We in Britain live on one of the safe havens where life can continue in the heat age. In certain ways the British are like passengers aboard a ship that has diverted to take on board refugees…but the captain and officers of the ship have to decide how many we can take…. Fairness suggests a lottery, but common sense rules out so simple a selection. The sick, the lame, and the old would have to stay behind and take their chances along with passengers who felt called to help them. On ships it used to be women and children first, but some men would be needed—what would be the right ratio of the sexes?
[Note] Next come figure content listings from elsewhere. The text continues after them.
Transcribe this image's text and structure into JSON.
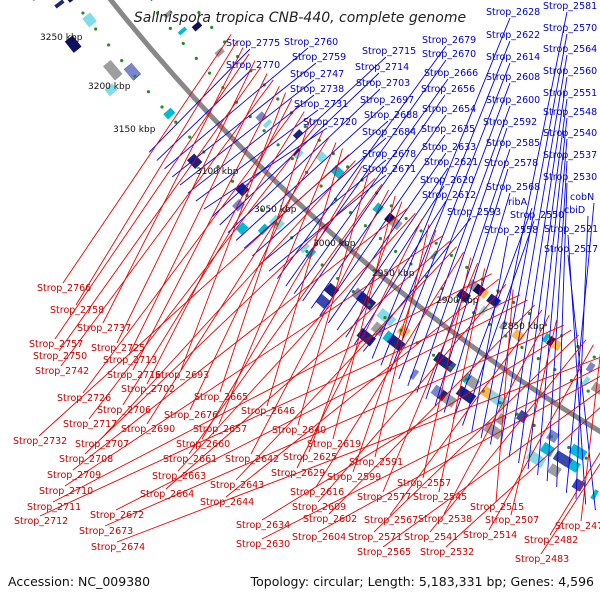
{
  "title": "Salinispora tropica CNB-440, complete genome",
  "accession_text": "Accession: NC_009380",
  "topology_text": "Topology: circular; Length: 5,183,331 bp; Genes: 4,596",
  "colors": {
    "forward": "#0000ee",
    "reverse": "#ee0000",
    "backbone": "#888888",
    "tick_dots": "#2a8a2a",
    "label_text": "#0000cc",
    "reverse_label_text": "#cc0000"
  },
  "scale_labels": [
    "3250 kbp",
    "3200 kbp",
    "3150 kbp",
    "3100 kbp",
    "3050 kbp",
    "3000 kbp",
    "2950 kbp",
    "2900 kbp",
    "2850 kbp"
  ],
  "forward_labels": [
    "Strop_2775",
    "Strop_2770",
    "Strop_2760",
    "Strop_2759",
    "Strop_2747",
    "Strop_2738",
    "Strop_2731",
    "Strop_2720",
    "Strop_2715",
    "Strop_2714",
    "Strop_2703",
    "Strop_2697",
    "Strop_2688",
    "Strop_2684",
    "Strop_2678",
    "Strop_2671",
    "Strop_2679",
    "Strop_2670",
    "Strop_2666",
    "Strop_2656",
    "Strop_2654",
    "Strop_2635",
    "Strop_2633",
    "Strop_2621",
    "Strop_2620",
    "Strop_2612",
    "Strop_2593",
    "Strop_2628",
    "Strop_2622",
    "Strop_2614",
    "Strop_2608",
    "Strop_2600",
    "Strop_2592",
    "Strop_2585",
    "Strop_2578",
    "Strop_2568",
    "ribA",
    "Strop_2550",
    "Strop_2558",
    "Strop_2581",
    "Strop_2570",
    "Strop_2564",
    "Strop_2560",
    "Strop_2551",
    "Strop_2548",
    "Strop_2540",
    "Strop_2537",
    "Strop_2530",
    "cobN",
    "cbiD",
    "Strop_2521",
    "Strop_2517"
  ],
  "reverse_labels": [
    "Strop_2766",
    "Strop_2758",
    "Strop_2737",
    "Strop_2757",
    "Strop_2725",
    "Strop_2750",
    "Strop_2713",
    "Strop_2742",
    "Strop_2716",
    "Strop_2693",
    "Strop_2702",
    "Strop_2726",
    "Strop_2706",
    "Strop_2665",
    "Strop_2717",
    "Strop_2676",
    "Strop_2690",
    "Strop_2657",
    "Strop_2646",
    "Strop_2732",
    "Strop_2707",
    "Strop_2660",
    "Strop_2640",
    "Strop_2708",
    "Strop_2661",
    "Strop_2642",
    "Strop_2619",
    "Strop_2625",
    "Strop_2709",
    "Strop_2663",
    "Strop_2629",
    "Strop_2591",
    "Strop_2599",
    "Strop_2710",
    "Strop_2664",
    "Strop_2643",
    "Strop_2616",
    "Strop_2557",
    "Strop_2577",
    "Strop_2545",
    "Strop_2711",
    "Strop_2644",
    "Strop_2609",
    "Strop_2515",
    "Strop_2712",
    "Strop_2672",
    "Strop_2602",
    "Strop_2567",
    "Strop_2538",
    "Strop_2507",
    "Strop_2673",
    "Strop_2634",
    "Strop_2571",
    "Strop_2541",
    "Strop_2514",
    "Strop_2473",
    "Strop_2674",
    "Strop_2630",
    "Strop_2604",
    "Strop_2565",
    "Strop_2532",
    "Strop_2482",
    "Strop_2483"
  ]
}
In the face of such a bleak prognosis, Lovelock’s principal suggestion is to try to adapt, for he believes that the changes to come are all but inevitable. Though he sees no hope in international agreements or collaborations, he falls back on “national cohesion” and an acceptance that “war and warlords are part of it” to see some of us through. This doubtless reflects Lovelock’s age: few younger people, I suspect, would agree.
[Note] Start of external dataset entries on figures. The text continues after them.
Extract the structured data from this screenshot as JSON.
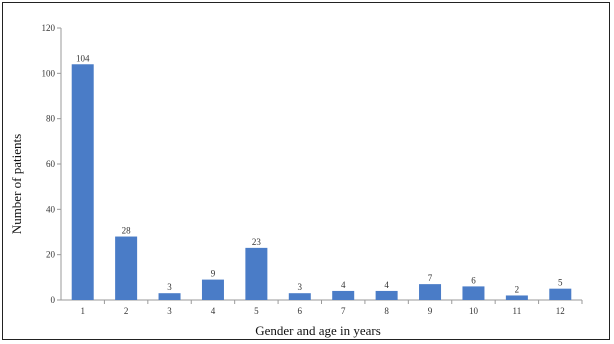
{
  "chart_data": {
    "type": "bar",
    "title": "",
    "xlabel": "Gender and age in years",
    "ylabel": "Number of patients",
    "categories": [
      "1",
      "2",
      "3",
      "4",
      "5",
      "6",
      "7",
      "8",
      "9",
      "10",
      "11",
      "12"
    ],
    "values": [
      104,
      28,
      3,
      9,
      23,
      3,
      4,
      4,
      7,
      6,
      2,
      5
    ],
    "data_labels": [
      "104",
      "28",
      "3",
      "9",
      "23",
      "3",
      "4",
      "4",
      "7",
      "6",
      "2",
      "5"
    ],
    "ylim": [
      0,
      120
    ],
    "yticks": [
      0,
      20,
      40,
      60,
      80,
      100,
      120
    ],
    "grid": false,
    "legend": "none",
    "bar_color": "#4a7cc7"
  }
}
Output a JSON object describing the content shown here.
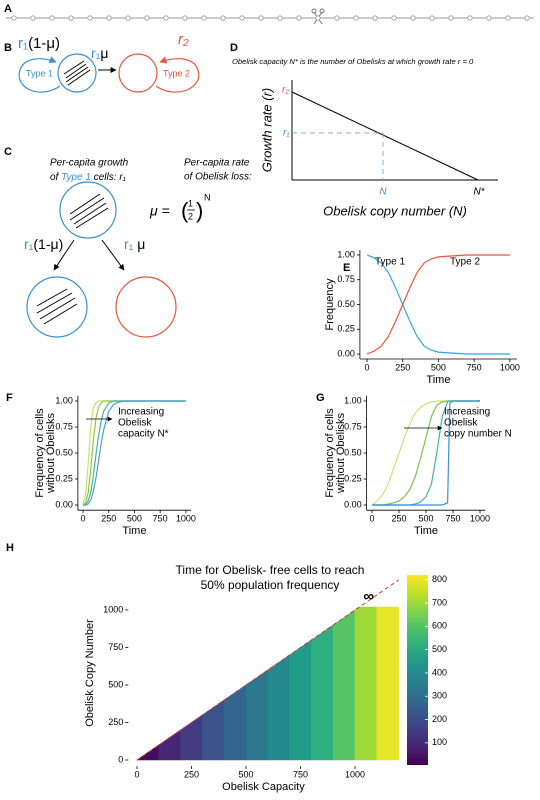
{
  "panel_labels": [
    "A",
    "B",
    "C",
    "D",
    "E",
    "F",
    "G",
    "H"
  ],
  "panel_b": {
    "type1_rate": {
      "r": "r₁",
      "factor": "(1-μ)"
    },
    "transition_rate": {
      "r": "r₁",
      "factor": "μ"
    },
    "type2_rate": "r₂",
    "type1": "Type 1",
    "type2": "Type 2"
  },
  "panel_c": {
    "growth": {
      "line1": "Per-capita growth",
      "of": "of",
      "type": "Type 1",
      "cells": "cells:",
      "rate": "r₁"
    },
    "loss": {
      "line1": "Per-capita rate",
      "line2": "of Obelisk loss:"
    },
    "formula": {
      "lhs": "μ =",
      "open": "(",
      "numerator": "1",
      "denominator": "2",
      "close": ")",
      "exponent": "N"
    },
    "left_arrow": {
      "r": "r₁",
      "factor": "(1-μ)"
    },
    "right_arrow": {
      "r": "r₁",
      "factor": "μ"
    }
  },
  "panel_d": {
    "title": "Obelisk capacity N* is the number of Obelisks at which growth rate r = 0",
    "ylabel": "Growth rate (r)",
    "xlabel": "Obelisk copy number (N)",
    "yticks": [
      "r₂",
      "r₁"
    ],
    "xticks": [
      "N",
      "N*"
    ]
  },
  "chart_data": [
    {
      "type": "line",
      "xlabel": "Time",
      "ylabel": "Frequency",
      "x": [
        0,
        50,
        100,
        150,
        200,
        250,
        300,
        350,
        400,
        450,
        500,
        600,
        700,
        800,
        900,
        1000
      ],
      "series": [
        {
          "name": "Type 1",
          "color": "#29a9e1",
          "values": [
            1,
            0.97,
            0.92,
            0.82,
            0.67,
            0.5,
            0.33,
            0.18,
            0.08,
            0.04,
            0.02,
            0.01,
            0,
            0,
            0,
            0
          ]
        },
        {
          "name": "Type 2",
          "color": "#e8553e",
          "values": [
            0,
            0.03,
            0.08,
            0.18,
            0.33,
            0.5,
            0.67,
            0.82,
            0.92,
            0.96,
            0.98,
            0.99,
            1,
            1,
            1,
            1
          ]
        }
      ],
      "xlim": [
        -50,
        1050
      ],
      "ylim": [
        -0.05,
        1.05
      ],
      "xticks": [
        0,
        250,
        500,
        750,
        1000
      ],
      "yticks": [
        {
          "value": 0,
          "label": "0.00"
        },
        {
          "value": 0.25,
          "label": "0.25"
        },
        {
          "value": 0.5,
          "label": "0.50"
        },
        {
          "value": 0.75,
          "label": "0.75"
        },
        {
          "value": 1,
          "label": "1.00"
        }
      ]
    },
    {
      "type": "line",
      "xlabel": "Time",
      "ylabel": [
        "Frequency of cells",
        "without Obelisks"
      ],
      "annotation": [
        "Increasing",
        "Obelisk",
        "capacity N*"
      ],
      "x": [
        0,
        25,
        50,
        75,
        100,
        125,
        150,
        175,
        200,
        250,
        300,
        350,
        400,
        450,
        500,
        600,
        700,
        800,
        900,
        1000
      ],
      "series": [
        {
          "color": "#c8e06a",
          "values": [
            0,
            0.1,
            0.4,
            0.75,
            0.93,
            0.98,
            1,
            1,
            1,
            1,
            1,
            1,
            1,
            1,
            1,
            1,
            1,
            1,
            1,
            1
          ]
        },
        {
          "color": "#8cc84b",
          "values": [
            0,
            0.02,
            0.12,
            0.35,
            0.62,
            0.83,
            0.94,
            0.98,
            1,
            1,
            1,
            1,
            1,
            1,
            1,
            1,
            1,
            1,
            1,
            1
          ]
        },
        {
          "color": "#44b59b",
          "values": [
            0,
            0,
            0.04,
            0.12,
            0.28,
            0.48,
            0.66,
            0.8,
            0.9,
            0.98,
            1,
            1,
            1,
            1,
            1,
            1,
            1,
            1,
            1,
            1
          ]
        },
        {
          "color": "#4a9fd8",
          "values": [
            0,
            0,
            0.01,
            0.05,
            0.13,
            0.26,
            0.42,
            0.58,
            0.72,
            0.9,
            0.97,
            0.99,
            1,
            1,
            1,
            1,
            1,
            1,
            1,
            1
          ]
        }
      ],
      "xlim": [
        -50,
        1050
      ],
      "ylim": [
        -0.05,
        1.05
      ],
      "xticks": [
        0,
        250,
        500,
        750,
        1000
      ],
      "yticks": [
        {
          "value": 0,
          "label": "0.00"
        },
        {
          "value": 0.25,
          "label": "0.25"
        },
        {
          "value": 0.5,
          "label": "0.50"
        },
        {
          "value": 0.75,
          "label": "0.75"
        },
        {
          "value": 1,
          "label": "1.00"
        }
      ]
    },
    {
      "type": "line",
      "xlabel": "Time",
      "ylabel": [
        "Frequency of cells",
        "without Obelisks"
      ],
      "annotation": [
        "Increasing",
        "Obelisk",
        "copy number N"
      ],
      "x": [
        0,
        50,
        100,
        150,
        200,
        250,
        300,
        350,
        400,
        450,
        500,
        550,
        600,
        650,
        700,
        710,
        720,
        750,
        800,
        900,
        1000
      ],
      "series": [
        {
          "color": "#cfe07a",
          "values": [
            0,
            0.04,
            0.1,
            0.2,
            0.35,
            0.5,
            0.65,
            0.78,
            0.88,
            0.94,
            0.97,
            0.99,
            1,
            1,
            1,
            1,
            1,
            1,
            1,
            1,
            1
          ]
        },
        {
          "color": "#7dc24f",
          "values": [
            0,
            0,
            0,
            0.01,
            0.02,
            0.04,
            0.08,
            0.15,
            0.27,
            0.45,
            0.65,
            0.85,
            0.96,
            0.99,
            1,
            1,
            1,
            1,
            1,
            1,
            1
          ]
        },
        {
          "color": "#3fb5a3",
          "values": [
            0,
            0,
            0,
            0,
            0,
            0,
            0,
            0,
            0.01,
            0.03,
            0.08,
            0.2,
            0.5,
            0.85,
            0.99,
            1,
            1,
            1,
            1,
            1,
            1
          ]
        },
        {
          "color": "#3a8ed8",
          "values": [
            0,
            0,
            0,
            0,
            0,
            0,
            0,
            0,
            0,
            0,
            0,
            0,
            0,
            0,
            0.02,
            0.5,
            0.98,
            1,
            1,
            1,
            1
          ]
        }
      ],
      "xlim": [
        -50,
        1050
      ],
      "ylim": [
        -0.05,
        1.05
      ],
      "xticks": [
        0,
        250,
        500,
        750,
        1000
      ],
      "yticks": [
        {
          "value": 0,
          "label": "0.00"
        },
        {
          "value": 0.25,
          "label": "0.25"
        },
        {
          "value": 0.5,
          "label": "0.50"
        },
        {
          "value": 0.75,
          "label": "0.75"
        },
        {
          "value": 1,
          "label": "1.00"
        }
      ]
    },
    {
      "type": "heatmap",
      "title": [
        "Time for Obelisk- free cells to reach",
        "50% population frequency"
      ],
      "xlabel": "Obelisk Capacity",
      "ylabel": "Obelisk Copy Number",
      "annotation": "∞",
      "x_bins": [
        0,
        100,
        200,
        300,
        400,
        500,
        600,
        700,
        800,
        900,
        1000,
        1100,
        1200
      ],
      "y_bins": [
        0,
        1020
      ],
      "values": [
        30,
        90,
        150,
        210,
        270,
        330,
        390,
        450,
        520,
        600,
        700,
        790
      ],
      "xlim": [
        -40,
        1200
      ],
      "ylim": [
        -40,
        1200
      ],
      "xticks": [
        0,
        250,
        500,
        750,
        1000
      ],
      "yticks": [
        0,
        250,
        500,
        750,
        1000
      ],
      "clim": [
        5,
        820
      ],
      "cticks": [
        100,
        200,
        300,
        400,
        500,
        600,
        700,
        800
      ],
      "diagonal_color": "#e0322c"
    }
  ]
}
Compounding Lovelock’s fatalistic prediction of the imminent collapse of our global civilization is his belief that almost everything we’re doing to stem the crisis is misguided. (He does concede that cutting back damaging land use practices such as forest clearance and “cautiously prepar[ing] to reduce emissions” are sensible.) Our efforts to develop biofuels and renewable energy, however, he sees as only making the problem worse. He posits that the pursuit of biofuels will lead to more land clearance and a diminution of our food supply. While this may be true in the case of ethanol derived from corn or sugarcane, it is certainly not true of more advanced techniques that derive biofuels from algae or crop and other waste.
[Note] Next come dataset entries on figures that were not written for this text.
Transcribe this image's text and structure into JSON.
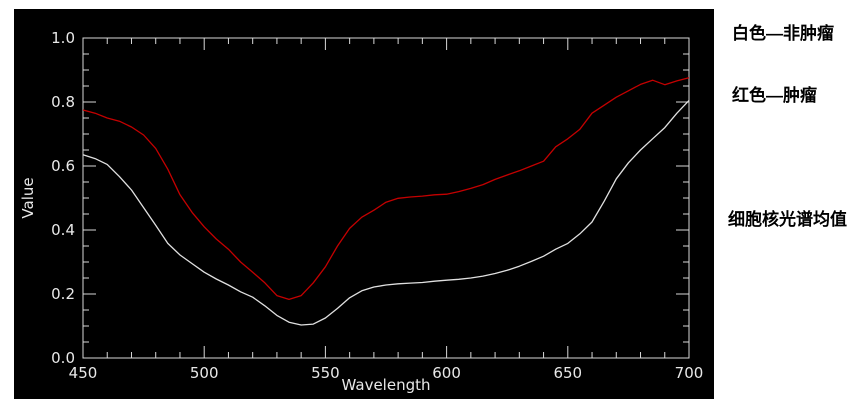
{
  "panel": {
    "background": "#000000"
  },
  "legend": {
    "white_label": "白色—非肿瘤",
    "red_label": "红色—肿瘤",
    "caption": "细胞核光谱均值"
  },
  "chart_data": {
    "type": "line",
    "title": "",
    "xlabel": "Wavelength",
    "ylabel": "Value",
    "xlim": [
      450,
      700
    ],
    "ylim": [
      0.0,
      1.0
    ],
    "x_tick_values": [
      450,
      500,
      550,
      600,
      650,
      700
    ],
    "x_tick_labels": [
      "450",
      "500",
      "550",
      "600",
      "650",
      "700"
    ],
    "x_minor_step": 10,
    "y_tick_values": [
      0.0,
      0.2,
      0.4,
      0.6,
      0.8,
      1.0
    ],
    "y_tick_labels": [
      "0.0",
      "0.2",
      "0.4",
      "0.6",
      "0.8",
      "1.0"
    ],
    "y_minor_step": 0.05,
    "grid": false,
    "background_color": "#000000",
    "axis_color": "#d9d9d9",
    "tick_label_color": "#e8e8e8",
    "legend_position": "outside-right",
    "x": [
      450,
      455,
      460,
      465,
      470,
      475,
      480,
      485,
      490,
      495,
      500,
      505,
      510,
      515,
      520,
      525,
      530,
      535,
      540,
      545,
      550,
      555,
      560,
      565,
      570,
      575,
      580,
      585,
      590,
      595,
      600,
      605,
      610,
      615,
      620,
      625,
      630,
      635,
      640,
      645,
      650,
      655,
      660,
      665,
      670,
      675,
      680,
      685,
      690,
      695,
      700
    ],
    "series": [
      {
        "name": "非肿瘤 (non-tumor, white)",
        "color": "#e0e0e0",
        "values": [
          0.635,
          0.623,
          0.605,
          0.567,
          0.525,
          0.47,
          0.415,
          0.358,
          0.322,
          0.295,
          0.268,
          0.247,
          0.228,
          0.207,
          0.19,
          0.163,
          0.133,
          0.112,
          0.103,
          0.106,
          0.125,
          0.155,
          0.188,
          0.21,
          0.222,
          0.228,
          0.232,
          0.234,
          0.236,
          0.24,
          0.243,
          0.246,
          0.25,
          0.256,
          0.264,
          0.274,
          0.287,
          0.302,
          0.318,
          0.34,
          0.358,
          0.388,
          0.425,
          0.49,
          0.56,
          0.61,
          0.65,
          0.685,
          0.72,
          0.765,
          0.805
        ]
      },
      {
        "name": "肿瘤 (tumor, red)",
        "color": "#c40000",
        "values": [
          0.775,
          0.765,
          0.75,
          0.74,
          0.722,
          0.697,
          0.655,
          0.59,
          0.51,
          0.455,
          0.41,
          0.372,
          0.34,
          0.3,
          0.268,
          0.235,
          0.195,
          0.183,
          0.195,
          0.235,
          0.285,
          0.35,
          0.405,
          0.44,
          0.462,
          0.487,
          0.499,
          0.503,
          0.506,
          0.51,
          0.512,
          0.52,
          0.53,
          0.542,
          0.558,
          0.572,
          0.585,
          0.6,
          0.615,
          0.66,
          0.685,
          0.715,
          0.765,
          0.79,
          0.815,
          0.835,
          0.855,
          0.868,
          0.854,
          0.866,
          0.876
        ]
      }
    ]
  }
}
Similarly, Lovelock views wind and conventional solar power as largely a waste of time because they are unable to deliver a consistent and sufficiently large supply of electricity, stating that “Europe’s massive use of wind as a supplement to baseload electricity will probably be remembered as one of the great follies of the twenty-first century.” Only nuclear power, he believes, offers us salvation. Lovelock has held these views for as long as he’s been writing about climate change: they have not altered significantly as the crisis has grown, or as wind and solar technologies have improved and “smart grid” solutions for using intermittent sources of supply have developed. They read here as an increasingly ingrained refrain, ever more disconnected from reality.

One of the strongest impressions one gets from The Vanishing Face of Gaia is that Lovelock disagrees with almost everyone. But it is the green movement that evokes his most piquant criticism. He sees Rachel Carson’s Silent Spring, a book that is often cited as starting the modern environmental movement, giving birth to what he calls a “narrow restrictive faith” that pushes “a partisan and contentious political cause, which at best was no more than a partial expression of the humanism of Christianity or Socialism, and at worst an anarchic extremism.” Indeed in places he goes further: “Now we have the urban environmentally friendly ideology, perhaps the most deadly of them all.” Yet for all this, there’s no overt criticism of the deceit of the coal and oil industries, which continue to pollute unabated.

Whatever one makes of this cranky and idiosyncratic book, one thing is clear. James Lovelock has told it as he sees it; his biographers tell us that he is “completely open and honest, almost to the point of naivety,” and at ninety he has nothing to lose, while readers, however skeptical, have much to gain.